I watched the monks pass the food along the line, ladling out the contents into their black enamel bowls. Everything they collected on alms round went to the kitchen in white basins. At mealtime they were brought back out and passed around for everyone. There were about twenty dishes, mostly Thai-style curries and fresh tropical fruits. After the monks and others had filled their bowls, the Ajahn led them in a short chant of blessing. The Ajahn began to eat first, using a soup spoon and a knife. After him, the second monk began, and so on down the line, each one waiting until the one seated to his right had begun. Following the villagers’ example, I carried the white serving bowls back to the kitchen. I was hungry after watching all the food go by. I had had no supper the night of my arrival and knew there would be no lunch or dinner. Not for a long time.
One of the village women crouched, setting a huge bowl full of food in front of me on the floor of the kitchen. I had been travelling in Asia for over a year, so the sight of so much food triggered an automatic response to shovel it all in before someone could take it away. I dug in with a little tin spoon.
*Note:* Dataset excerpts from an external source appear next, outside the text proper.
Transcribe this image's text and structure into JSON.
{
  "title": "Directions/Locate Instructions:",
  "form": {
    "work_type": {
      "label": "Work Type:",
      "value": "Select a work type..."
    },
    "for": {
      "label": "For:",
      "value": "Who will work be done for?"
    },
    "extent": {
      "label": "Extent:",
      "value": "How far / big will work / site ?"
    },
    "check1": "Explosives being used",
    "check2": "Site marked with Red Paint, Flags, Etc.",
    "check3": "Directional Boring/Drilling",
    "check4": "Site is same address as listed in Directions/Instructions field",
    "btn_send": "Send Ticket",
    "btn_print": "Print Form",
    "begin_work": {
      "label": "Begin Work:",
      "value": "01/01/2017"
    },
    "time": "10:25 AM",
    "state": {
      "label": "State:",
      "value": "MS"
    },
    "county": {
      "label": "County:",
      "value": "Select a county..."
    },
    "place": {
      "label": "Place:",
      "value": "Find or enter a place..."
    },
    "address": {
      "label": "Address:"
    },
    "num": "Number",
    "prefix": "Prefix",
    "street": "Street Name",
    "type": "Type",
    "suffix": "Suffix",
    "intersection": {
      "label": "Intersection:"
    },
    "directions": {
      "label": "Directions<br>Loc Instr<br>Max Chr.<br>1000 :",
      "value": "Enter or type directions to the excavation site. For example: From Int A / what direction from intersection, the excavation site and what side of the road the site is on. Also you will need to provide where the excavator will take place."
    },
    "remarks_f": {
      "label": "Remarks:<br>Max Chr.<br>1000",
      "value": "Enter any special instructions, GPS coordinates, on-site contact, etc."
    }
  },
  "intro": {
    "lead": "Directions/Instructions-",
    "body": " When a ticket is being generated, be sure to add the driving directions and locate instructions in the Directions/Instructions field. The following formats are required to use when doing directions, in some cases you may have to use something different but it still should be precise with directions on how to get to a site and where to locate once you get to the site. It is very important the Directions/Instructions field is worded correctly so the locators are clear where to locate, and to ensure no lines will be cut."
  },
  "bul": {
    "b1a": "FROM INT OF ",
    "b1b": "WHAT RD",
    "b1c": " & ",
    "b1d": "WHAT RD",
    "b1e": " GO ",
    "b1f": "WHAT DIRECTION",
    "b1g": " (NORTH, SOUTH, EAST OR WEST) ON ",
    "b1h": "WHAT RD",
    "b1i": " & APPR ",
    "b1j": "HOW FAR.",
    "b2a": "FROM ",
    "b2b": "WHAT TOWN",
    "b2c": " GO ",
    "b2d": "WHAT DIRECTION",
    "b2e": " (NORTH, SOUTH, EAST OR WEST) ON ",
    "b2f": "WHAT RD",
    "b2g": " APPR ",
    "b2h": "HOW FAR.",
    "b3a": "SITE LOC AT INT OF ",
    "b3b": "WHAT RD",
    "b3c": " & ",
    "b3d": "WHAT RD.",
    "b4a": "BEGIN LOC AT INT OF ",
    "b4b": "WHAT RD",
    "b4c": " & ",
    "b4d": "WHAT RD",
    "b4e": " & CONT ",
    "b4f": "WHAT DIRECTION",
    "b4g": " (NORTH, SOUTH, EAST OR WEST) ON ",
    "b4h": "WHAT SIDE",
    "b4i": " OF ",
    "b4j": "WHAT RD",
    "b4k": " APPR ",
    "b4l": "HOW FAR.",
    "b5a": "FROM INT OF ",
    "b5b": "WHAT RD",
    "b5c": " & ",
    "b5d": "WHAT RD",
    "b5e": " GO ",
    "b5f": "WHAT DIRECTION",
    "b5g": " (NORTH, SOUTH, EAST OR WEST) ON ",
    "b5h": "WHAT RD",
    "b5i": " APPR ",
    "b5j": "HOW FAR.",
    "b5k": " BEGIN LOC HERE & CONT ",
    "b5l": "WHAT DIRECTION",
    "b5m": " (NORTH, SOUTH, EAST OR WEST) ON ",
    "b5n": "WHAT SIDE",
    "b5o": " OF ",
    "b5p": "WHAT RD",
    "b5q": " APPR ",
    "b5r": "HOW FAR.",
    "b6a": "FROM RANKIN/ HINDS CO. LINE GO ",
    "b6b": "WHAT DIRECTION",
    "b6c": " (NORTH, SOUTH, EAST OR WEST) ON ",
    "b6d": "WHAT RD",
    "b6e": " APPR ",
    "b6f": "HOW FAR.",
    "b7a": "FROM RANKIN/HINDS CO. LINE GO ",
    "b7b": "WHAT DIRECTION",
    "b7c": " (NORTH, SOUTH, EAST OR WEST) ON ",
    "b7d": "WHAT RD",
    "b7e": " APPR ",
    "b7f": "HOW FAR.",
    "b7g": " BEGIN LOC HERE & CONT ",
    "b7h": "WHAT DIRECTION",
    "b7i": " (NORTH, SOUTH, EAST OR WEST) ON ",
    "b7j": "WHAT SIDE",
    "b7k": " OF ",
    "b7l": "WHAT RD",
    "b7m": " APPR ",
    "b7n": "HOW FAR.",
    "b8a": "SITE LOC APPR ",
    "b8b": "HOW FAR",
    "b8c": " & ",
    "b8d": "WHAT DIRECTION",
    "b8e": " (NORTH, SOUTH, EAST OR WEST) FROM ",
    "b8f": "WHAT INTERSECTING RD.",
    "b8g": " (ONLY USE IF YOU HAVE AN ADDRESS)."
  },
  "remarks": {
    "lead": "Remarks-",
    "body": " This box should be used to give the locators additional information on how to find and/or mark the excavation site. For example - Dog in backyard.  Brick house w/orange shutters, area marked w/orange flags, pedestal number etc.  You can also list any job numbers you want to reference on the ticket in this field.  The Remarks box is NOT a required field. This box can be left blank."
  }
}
“Hi, this must be the kitchen, right?” said an American voice above me. Instinctively, I grabbed my bowl, then looked up over my shoulder into a lean and grinning face that matched the voice. It belonged to a tall young male who sat down crosslegged next to me.
“I was told to get something to eat in the kitchen. My name’s Jim; what’s yours?”
“Tim, Jim.”
A Thai villager set a load of food in front of the newcomer and gave him a spoon. Jim dropped a little blue student’s day pack from his back and attacked the food with a meditative enthusiasm equal to my own. It was irritating to have him here. I had lost my unique sheen. Not that anyone had noticed me. But now there were two new guests: a Tim and a Jim. That would make for trouble, I thought. We looked too much alike. Our accents were similar, our hairstyles, features and glasses the same. From the annoying way Jim’s first few words grated on my ears, I concluded that our voices must also sound very much alike.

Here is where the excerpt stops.